The Dark Days Club, by Alison Goodman

Reading Alison Goodman's new YA novel The Dark Days Club is a bit like eating a ten course meal: the individual elements were delicious, but eventually I found myself too full to properly appreciate them.

Goodman's heroine is Lady Helen Wrexhall, a wealthy young woman whose fortune barely makes up for her family's scandalous past. As Helen prepares for the social season of 1812, her uncle constantly reminds her that she must never speak positively of her parents, an allegedly treasonous couple who died at sea. Helen does her best to hide the restless intelligence she inherited from her mother, but when one of the housemaids goes missing she decides to investigate the situation. Her search leads her to Lord Carlston, a mysterious man who introduces her to a world of supernatural horrors. Unfortunately for Helen, the threat of social ruin is nearly as dangerous as a tentacle-wielding demon, and she finds herself torn between a dangerous calling and a safe but smothering future.
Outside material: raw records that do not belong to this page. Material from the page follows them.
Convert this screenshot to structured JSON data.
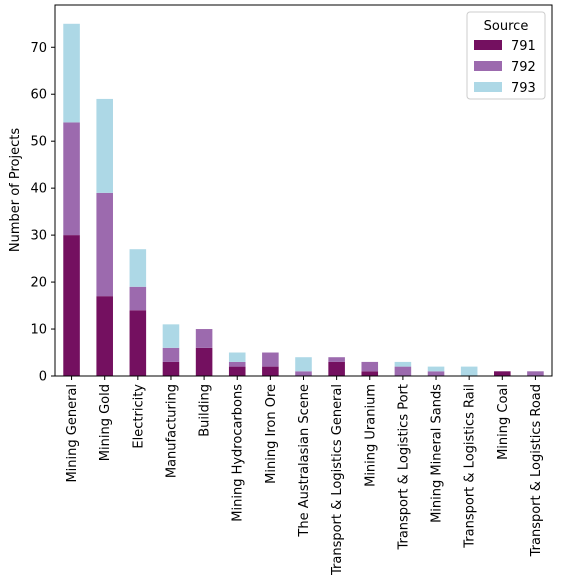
{
  "chart_data": {
    "type": "bar",
    "stacked": true,
    "title": "",
    "xlabel": "",
    "ylabel": "Number of Projects",
    "ylim": [
      0,
      79
    ],
    "yticks": [
      0,
      10,
      20,
      30,
      40,
      50,
      60,
      70
    ],
    "grid": false,
    "legend": {
      "title": "Source",
      "placement": "top-right"
    },
    "categories": [
      "Mining General",
      "Mining Gold",
      "Electricity",
      "Manufacturing",
      "Building",
      "Mining Hydrocarbons",
      "Mining Iron Ore",
      "The Australasian Scene",
      "Transport & Logistics General",
      "Mining Uranium",
      "Transport & Logistics Port",
      "Mining Mineral Sands",
      "Transport & Logistics Rail",
      "Mining Coal",
      "Transport & Logistics Road"
    ],
    "series": [
      {
        "name": "791",
        "color": "#741060",
        "values": [
          30,
          17,
          14,
          3,
          6,
          2,
          2,
          0,
          3,
          1,
          0,
          0,
          0,
          1,
          0
        ]
      },
      {
        "name": "792",
        "color": "#9c6aae",
        "values": [
          24,
          22,
          5,
          3,
          4,
          1,
          3,
          1,
          1,
          2,
          2,
          1,
          0,
          0,
          1
        ]
      },
      {
        "name": "793",
        "color": "#add8e6",
        "values": [
          21,
          20,
          8,
          5,
          0,
          2,
          0,
          3,
          0,
          0,
          1,
          1,
          2,
          0,
          0
        ]
      }
    ]
  }
}
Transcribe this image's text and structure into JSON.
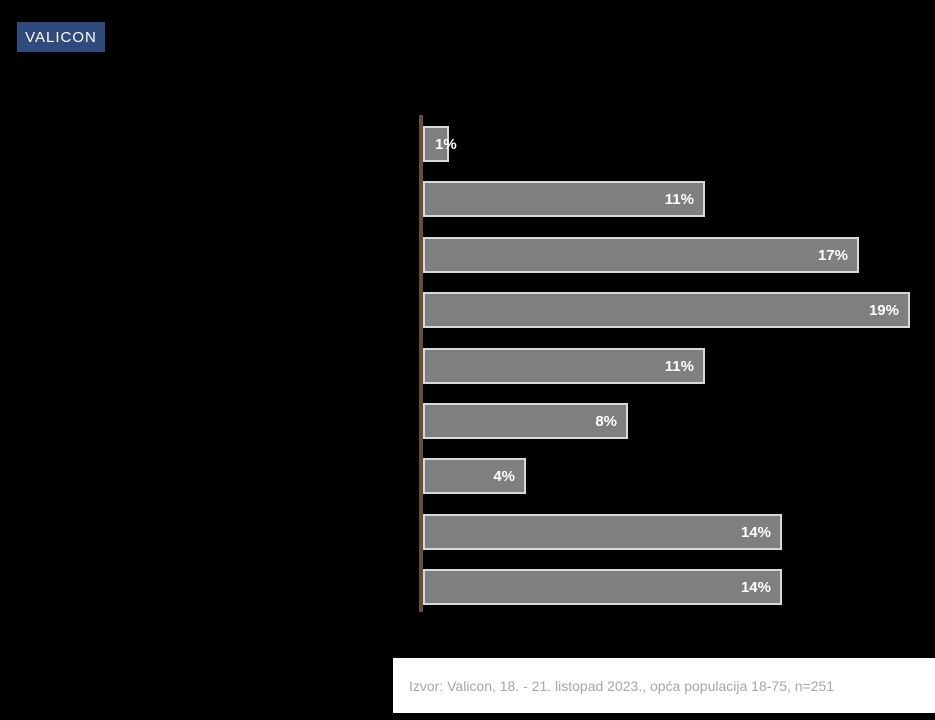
{
  "background_color": "#000000",
  "logo": {
    "text": "VALICON",
    "bg_color": "#2f4a7c",
    "text_color": "#ffffff"
  },
  "chart_data": {
    "type": "bar",
    "orientation": "horizontal",
    "values": [
      1,
      11,
      17,
      19,
      11,
      8,
      4,
      14,
      14
    ],
    "labels": [
      "1%",
      "11%",
      "17%",
      "19%",
      "11%",
      "8%",
      "4%",
      "14%",
      "14%"
    ],
    "title": "",
    "xlabel": "",
    "ylabel": "",
    "xlim": [
      0,
      19
    ],
    "grid": false,
    "legend": false,
    "bar_color": "#7f7f7f",
    "bar_border_color": "#d9d9d9",
    "value_label_color": "#ffffff",
    "axis_line_color": "#6a4e33"
  },
  "footer": {
    "text": "Izvor: Valicon, 18. - 21. listopad 2023., opća populacija 18-75, n=251",
    "bg_color": "#ffffff",
    "text_color": "#a6a6a6"
  }
}
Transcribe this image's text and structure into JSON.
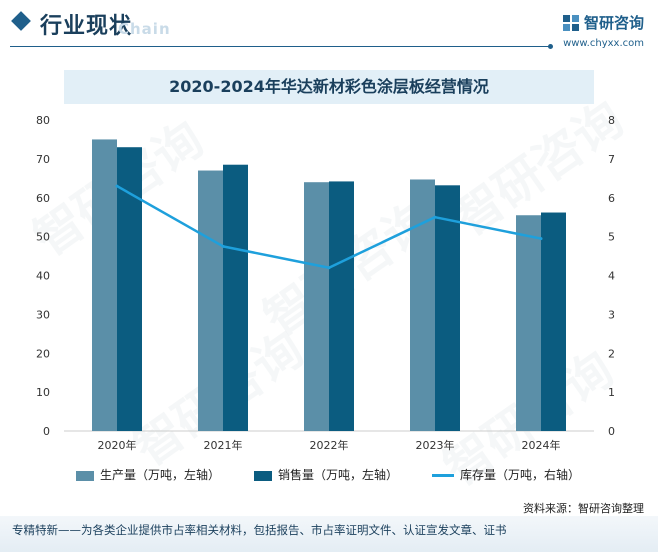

To be fair, nothing about The Dark Days Club actually needs to be cut. Goodman is an enthusiastic researcher, and her story is heavily embellished with historical facts and interesting asides*. I do wish she had streamlined some of the supernatural details: I usually approve of authors establishing clear rules early in their series (particularly if the alternative is trotting out a hitherto unheard-of talent at the end of every book, just in time to save the day), but there's too much to keep track of in this installment. Sure, many of these details are clever, but some judicious editing would have given the most interesting element of The Dark Days Club—the very real dangers facing “ruined” young women in Regency England—a heftier punch.

*Personally, I could have lived without the many, many tidbits about Regency-era bathroom habits, but that's just me.